I am not known for my love of the police. This dates back to a now infamous encounter my senior year at North Park with two of Chicago’s finest WHOM I FLAGGED DOWN one night a few blocks from my apartment. I had left my apartment to catch a cab when a creepy man started propositioning me. The cops stopped and I ran over to their car but instead of getting information on the man or pursuing him, they proceeded to take me into custody for prostitution. (When I told them that I was a student at North Park their response was: “Yeah, we know a lot of girls like you who get through school this way.”) I have perhaps never been so utterly confounded by a situation that was at once so unbelievable and yet so horrifyingly real. After persuading them to take me back to my apartment so that my mom, who was visiting that weekend from Seattle, could vouch for my story, and after offering them a copy of the latest College News with a front page article about my Senior Par Excellance award, they agreed to let me go: “If we don’t catch you again this month your record will be clean,” they informed me.
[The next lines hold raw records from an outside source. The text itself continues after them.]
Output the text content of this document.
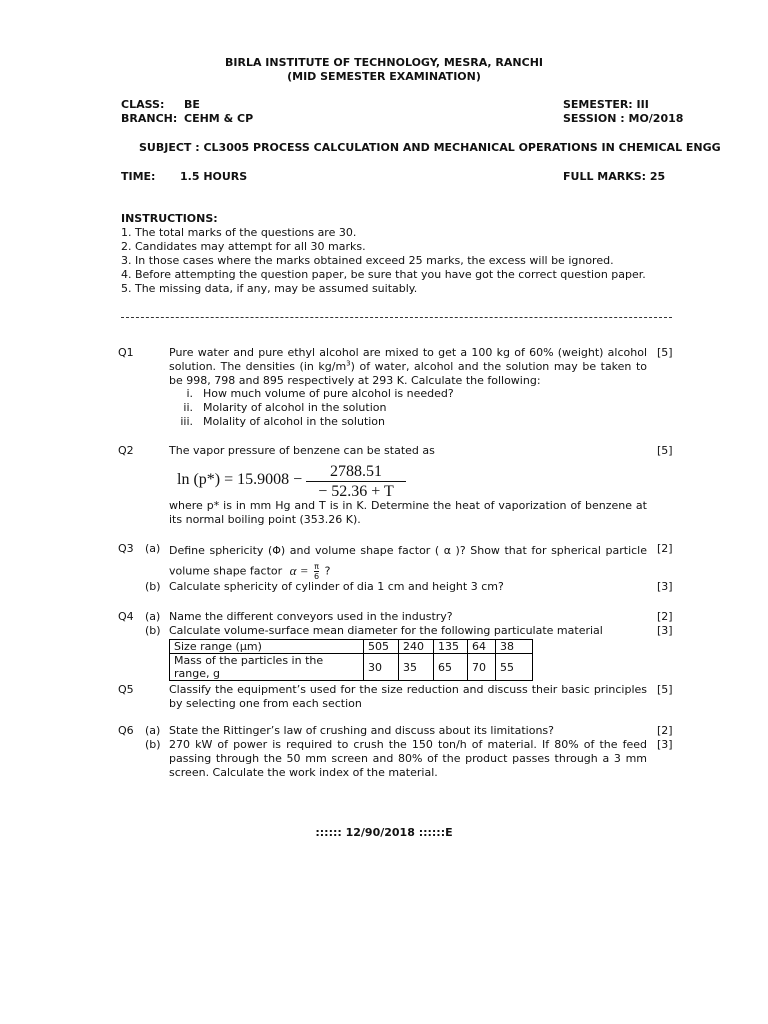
BIRLA INSTITUTE OF TECHNOLOGY, MESRA, RANCHI
(MID SEMESTER EXAMINATION)
CLASS: BE
BRANCH: CEHM & CP
SEMESTER: III
SESSION : MO/2018
SUBJECT : CL3005 PROCESS CALCULATION AND MECHANICAL OPERATIONS IN CHEMICAL ENGG
TIME: 1.5 HOURS	FULL MARKS: 25
INSTRUCTIONS:
1. The total marks of the questions are 30.
2. Candidates may attempt for all 30 marks.
3. In those cases where the marks obtained exceed 25 marks, the excess will be ignored.
4. Before attempting the question paper, be sure that you have got the correct question paper.
5. The missing data, if any, may be assumed suitably.
Q1	Pure water and pure ethyl alcohol are mixed to get a 100 kg of 60% (weight) alcohol solution. The densities (in $kg/m^3$) of water, alcohol and the solution may be taken to be 998, 798 and 895 respectively at 293 K. Calculate the following:
[5]
i. How much volume of pure alcohol is needed?
ii. Molarity of alcohol in the solution
iii. Molality of alcohol in the solution
Q2	The vapor pressure of benzene can be stated as	[5]
ln (p*) = 15.9008 −	2788.51
− 52.36 + T
where p* is in mm Hg and T is in K. Determine the heat of vaporization of benzene at its normal boiling point (353.26 K).
Q3 (a) Define sphericity (Φ) and volume shape factor ( α )? Show that for spherical particle [2]
volume shape factor $\alpha = \frac{\pi}{6}$ ?
(b) Calculate sphericity of cylinder of dia 1 cm and height 3 cm?	[3]
Q4 (a) Name the different conveyors used in the industry?	[2]
(b) Calculate volume-surface mean diameter for the following particulate material	[3]
Size range (μm)	505	240	135	64	38
Mass of the particles in the range, g	30	35	65	70	55
Q5	Classify the equipment’s used for the size reduction and discuss their basic principles by selecting one from each section
[5]
Q6 (a) State the Rittinger’s law of crushing and discuss about its limitations?	[2]
(b) 270 kW of power is required to crush the 150 ton/h of material. If 80% of the feed passing through the 50 mm screen and 80% of the product passes through a 3 mm screen. Calculate the work index of the material.
[3]
:::::: 12/90/2018 ::::::E
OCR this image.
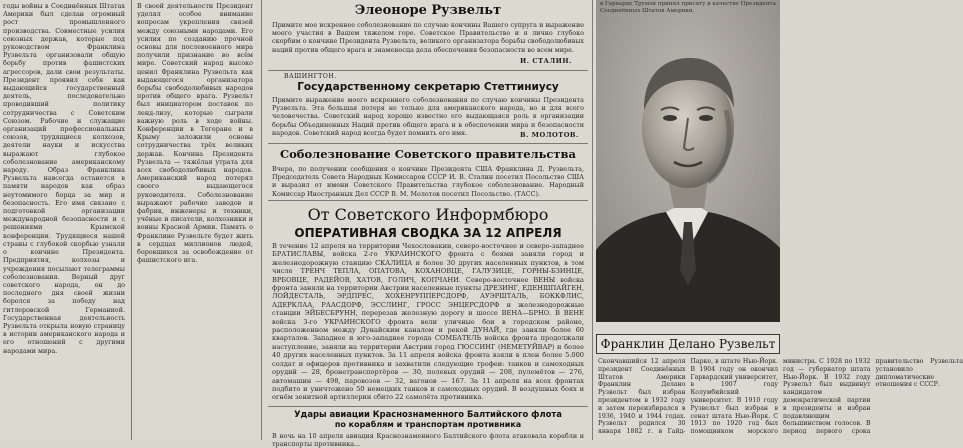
годы войны в Соединённых Штатах Америки был сделан огромный рост промышленного производства. Совместные усилия союзных держав, которые под руководством Франклина Рузвельта организовали общую борьбу против фашистских агрессоров, дали свои результаты. Президент проявил себя как выдающийся государственный деятель, последовательно проводивший политику сотрудничества с Советским Союзом. Рабочие и служащие организаций профессиональных союзов, трудящиеся колхозов, деятели науки и искусства выражают глубокое соболезнование американскому народу. Образ Франклина Рузвельта навсегда останется в памяти народов как образ неутомимого борца за мир и безопасность. Его имя связано с подготовкой организации международной безопасности и с решениями Крымской конференции. Трудящиеся нашей страны с глубокой скорбью узнали о кончине Президента. Предприятия, колхозы и учреждения посылают телеграммы соболезнования. Верный друг советского народа, он до последнего дня своей жизни боролся за победу над гитлеровской Германией. Государственная деятельность Рузвельта открыла новую страницу в истории американского народа и его отношений с другими народами мира.
В своей деятельности Президент уделял особое внимание вопросам укрепления связей между союзными народами. Его усилия по созданию прочной основы для послевоенного мира получили признание во всём мире. Советский народ высоко ценил Франклина Рузвельта как выдающегося организатора борьбы свободолюбивых народов против общего врага. Рузвельт был инициатором поставок по ленд-лизу, которые сыграли важную роль в ходе войны. Конференции в Тегеране и в Крыму заложили основы сотрудничества трёх великих держав. Кончина Президента Рузвельта — тяжёлая утрата для всех свободолюбивых народов. Американский народ потерял своего выдающегося руководителя. Соболезнование выражают рабочие заводов и фабрик, инженеры и техники, учёные и писатели, колхозники и воины Красной Армии. Память о Франклине Рузвельте будет жить в сердцах миллионов людей, боровшихся за освобождение от фашистского ига.
Элеоноре Рузвельт
Примите мое искреннее соболезнование по случаю кончины Вашего супруга и выражение моего участия в Вашем тяжелом горе. Советское Правительство и я лично глубоко скорбим о кончине Президента Рузвельта, великого организатора борьбы свободолюбивых наций против общего врага и знаменосца дела обеспечения безопасности во всем мире.
И. СТАЛИН.
ВАШИНГТОН.
Государственному секретарю Стеттиниусу
Примите выражение моего искреннего соболезнования по случаю кончины Президента Рузвельта. Эта большая потеря не только для американского народа, но и для всего человечества. Советский народ хорошо известно его выдающаяся роль в организации борьбы Объединенных Наций против общего врага и в обеспечении мира и безопасности народов. Советский народ всегда будет помнить его имя.	В. МОЛОТОВ.
Соболезнование Советского правительства
Вчера, по получении сообщения о кончине Президента США Франклина Д. Рузвельта, Председатель Совета Народных Комиссаров СССР И. В. Сталин посетил Посольство США и выразил от имени Советского Правительства глубокое соболезнование. Народный Комиссар Иностранных Дел СССР В. М. Молотов посетил Посольство. (ТАСС).
От Советского Информбюро
ОПЕРАТИВНАЯ СВОДКА ЗА 12 АПРЕЛЯ
В течение 12 апреля на территории Чехословакии, северо-восточнее и северо-западнее БРАТИСЛАВЫ, войска 2-го УКРАИНСКОГО фронта с боями заняли город и железнодорожную станцию СКАЛИЦА и более 30 других населенных пунктов, в том числе ТРЕНЧ ТЕПЛА, ОПАТОВА, КОХАНОВЦЕ, ГАЛУЗИЦЕ, ГОРНЫ-БЗИНЦЕ, ВРБОВЦЕ, РАДЕЙОВ, ХАТОВ, ГОЛИЧ, КОПЧАНИ. Северо-восточнее ВЕНЫ войска фронта заняли на территории Австрии населенные пункты ДРЕЗИНГ, ЕДЕНШПАЙГЕН, ЛОЙДЕСТАЛЬ, ЭРДПРЕС, ХОХЕНРУППЕРСДОРФ, АУЭРШТАЛЬ, БОККФЛИС, АДЕРКЛАА, РААСДОРФ, ЭССЛИНГ, ГРОСС ЭНЦЕРСДОРФ и железнодорожные станции ЭЙБЕСБРУНН, перерезав железную дорогу и шоссе ВЕНА—БРНО. В ВЕНЕ войска 3-го УКРАИНСКОГО фронта вели уличные бои в городском районе, расположенном между Дунайским каналом и рекой ДУНАЙ, где заняли более 60 кварталов. Западнее и юго-западнее города СОМБАТЕЛЬ войска фронта продолжали наступление, заняли на территории Австрии город ГЮССИНГ (НЕМЕТУЙВАР) и более 40 других населенных пунктов. За 11 апреля войска фронта взяли в плен более 5.000 солдат и офицеров противника и захватили следующие трофеи: танков и самоходных орудий — 28, бронетранспортёров — 30, полевых орудий — 208, пулемётов — 276, автомашин — 498, паровозов — 32, вагонов — 167. За 11 апреля на всех фронтах подбито и уничтожено 50 немецких танков и самоходных орудий. В воздушных боях и огнём зенитной артиллерии сбито 22 самолёта противника.
Удары авиации Краснознаменного Балтийского флота
по кораблям и транспортам противника
В ночь на 10 апреля авиация Краснознаменного Балтийского флота атаковала корабли и транспорты противника...
в Гарварде Трумэн принял присягу в качестве Президента Соединённых Штатов Америки.
Франклин Делано Рузвельт
Скончавшийся 12 апреля президент Соединённых Штатов Америки Франклин Делано Рузвельт был избран президентом в 1932 году и затем переизбирался в 1936, 1940 и 1944 годах. Рузвельт родился 30 января 1882 г. в Гайд-Парке, в штате Нью-Йорк. В 1904 году он окончил Гарвардский университет, в 1907 году Колумбийский университет. В 1910 году Рузвельт был избран в сенат штата Нью-Йорк. С 1913 по 1920 год был помощником морского министра. С 1928 по 1932 год — губернатор штата Нью-Йорк. В 1932 году Рузвельт был выдвинут кандидатом демократической партии в президенты и избран подавляющим большинством голосов. В период первого срока правительство Рузвельта установило дипломатические отношения с СССР.
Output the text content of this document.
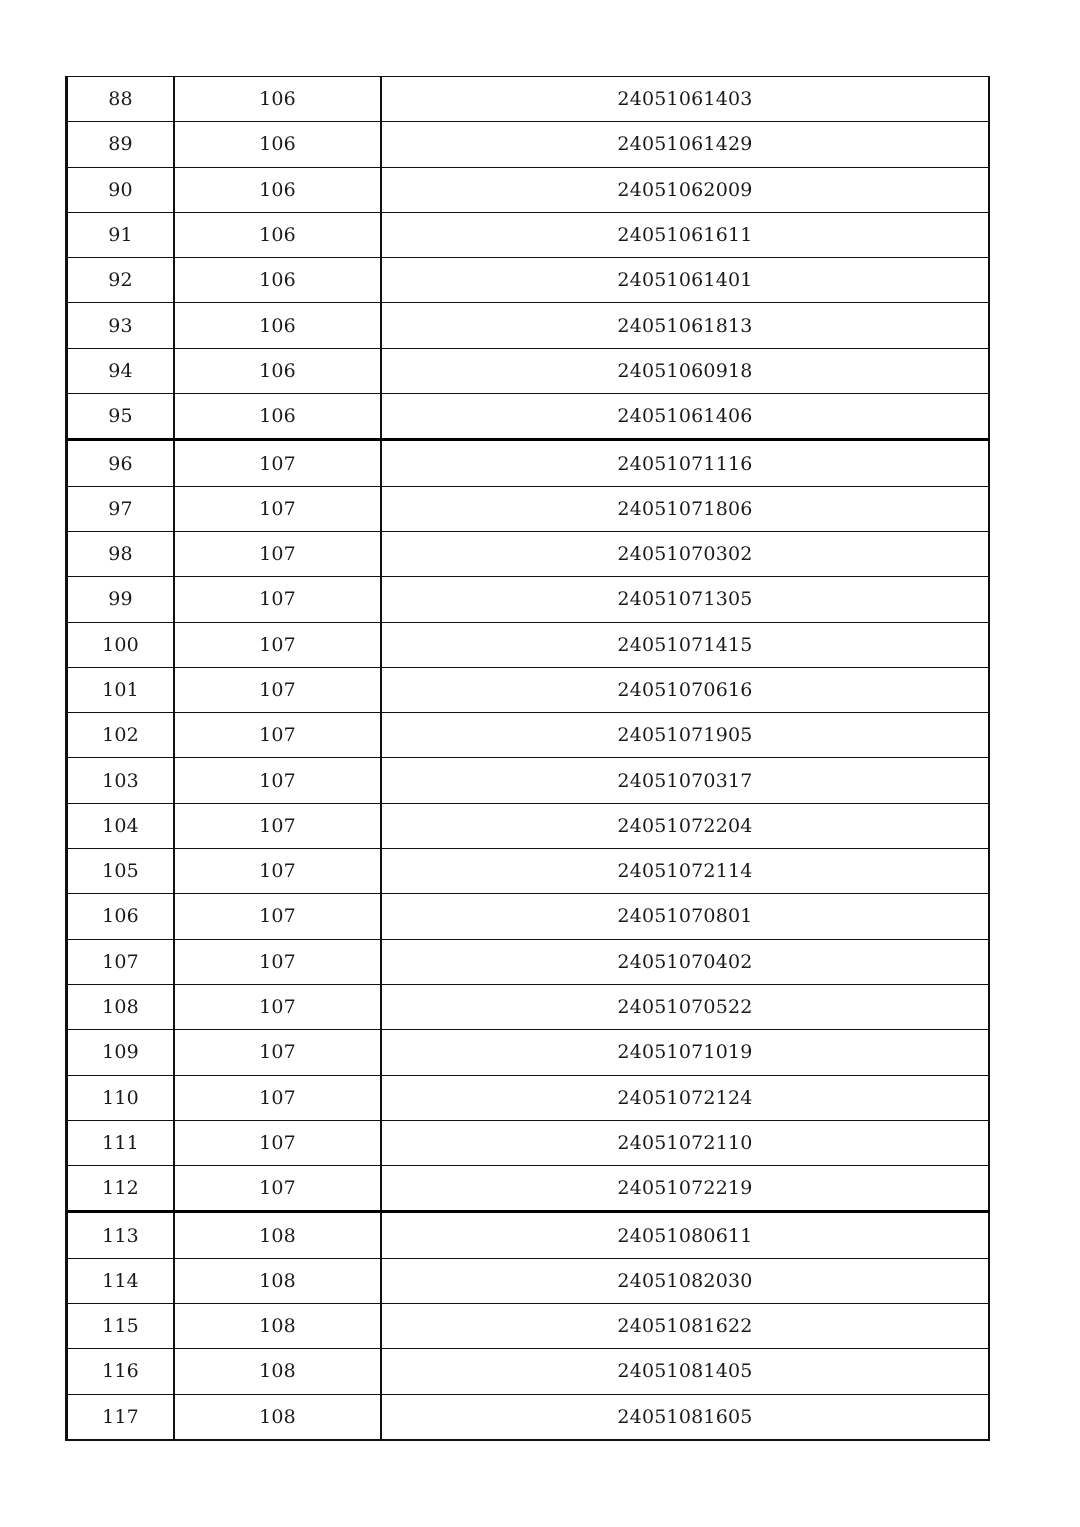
88	106	24051061403
89	106	24051061429
90	106	24051062009
91	106	24051061611
92	106	24051061401
93	106	24051061813
94	106	24051060918
95	106	24051061406
96	107	24051071116
97	107	24051071806
98	107	24051070302
99	107	24051071305
100	107	24051071415
101	107	24051070616
102	107	24051071905
103	107	24051070317
104	107	24051072204
105	107	24051072114
106	107	24051070801
107	107	24051070402
108	107	24051070522
109	107	24051071019
110	107	24051072124
111	107	24051072110
112	107	24051072219
113	108	24051080611
114	108	24051082030
115	108	24051081622
116	108	24051081405
117	108	24051081605
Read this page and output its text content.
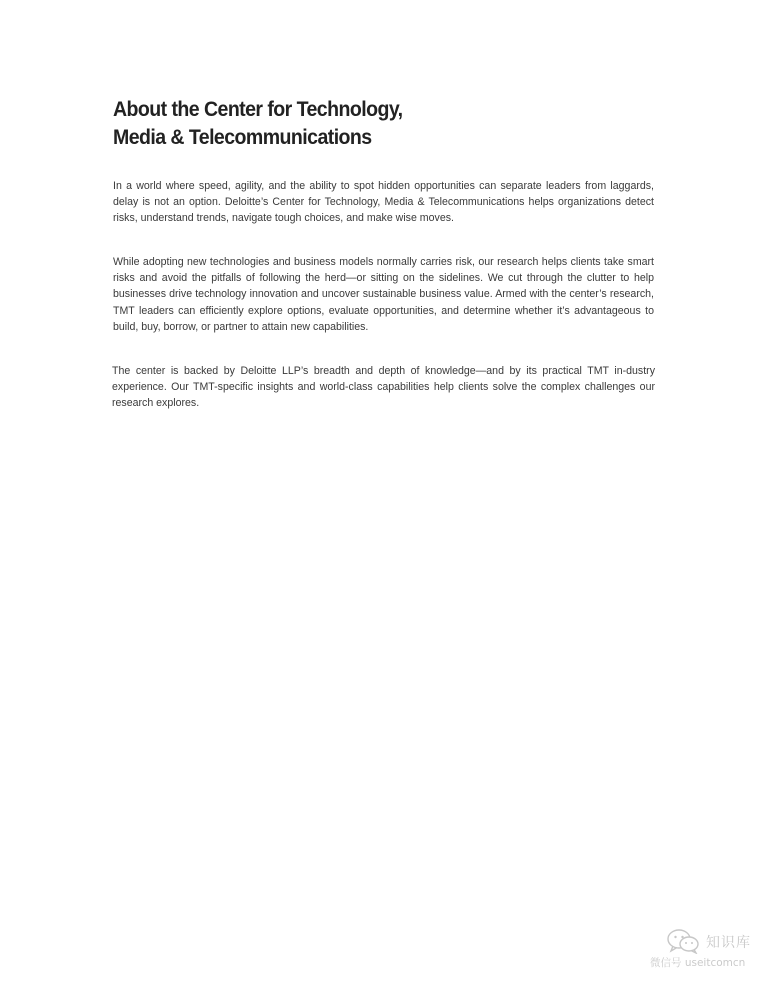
About the Center for Technology,
Media & Telecommunications

In a world where speed, agility, and the ability to spot hidden opportunities can separate leaders from laggards, delay is not an option. Deloitte’s Center for Technology, Media & Telecommunications helps organizations detect risks, understand trends, navigate tough choices, and make wise moves.

While adopting new technologies and business models normally carries risk, our research helps clients take smart risks and avoid the pitfalls of following the herd—or sitting on the sidelines. We cut through the clutter to help businesses drive technology innovation and uncover sustainable business value. Armed with the center’s research, TMT leaders can efficiently explore options, evaluate opportunities, and determine whether it’s advantageous to build, buy, borrow, or partner to attain new capabilities.

The center is backed by Deloitte LLP’s breadth and depth of knowledge—and by its practical TMT in-dustry experience. Our TMT-specific insights and world-class capabilities help clients solve the complex challenges our research explores.

知识库
微信号 useitcomcn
This one clearly absurd situation would not have been enough to sour me. But the stories my kids from my ministry would tell me made my stomach sick: their stories of beatings, verbal assaults, and manipulation pushed me further, as did my own somewhat regular interactions when I would walk my kids back to their apartments after my drop-in center closed: “What are you doing here? You shouldn’t be walking out here. Go back where you belong.”
To this day, if I see a police car I have to fight the urge to cross the street or turn and go the other way.
Moving to L.A., a city notorious for their police force, did not improve my outlook. The first Senior Lead Officer we had stood a foot away from me and told me, point blank, that there had been no homicide on my street that week after I questioned him about the case. I had stood on our front porch just days earlier, it was our first Easter Sunday in L.A., and watched as the investigators worked the crime scene for the man shot and killed in his car a few houses down. But what did I know…
Last night we had our first block club with our new Senior Lead, and while there were disconcerting moments where his answers clashed with what we wanted to hear, I realized half-way through the meeting that this guy was being real with us. He is energetic, he loves his job, and he desires to impact our community for good. And it is his honesty (“I would love to live here if I didn’t have a wife and children”) that, while sometimes painful, is the thing I actually appreciate. Because while there are things I may not want to hear him say (what does that imply about us wives and mothers who DO live here?), his honesty is a step in the right direction.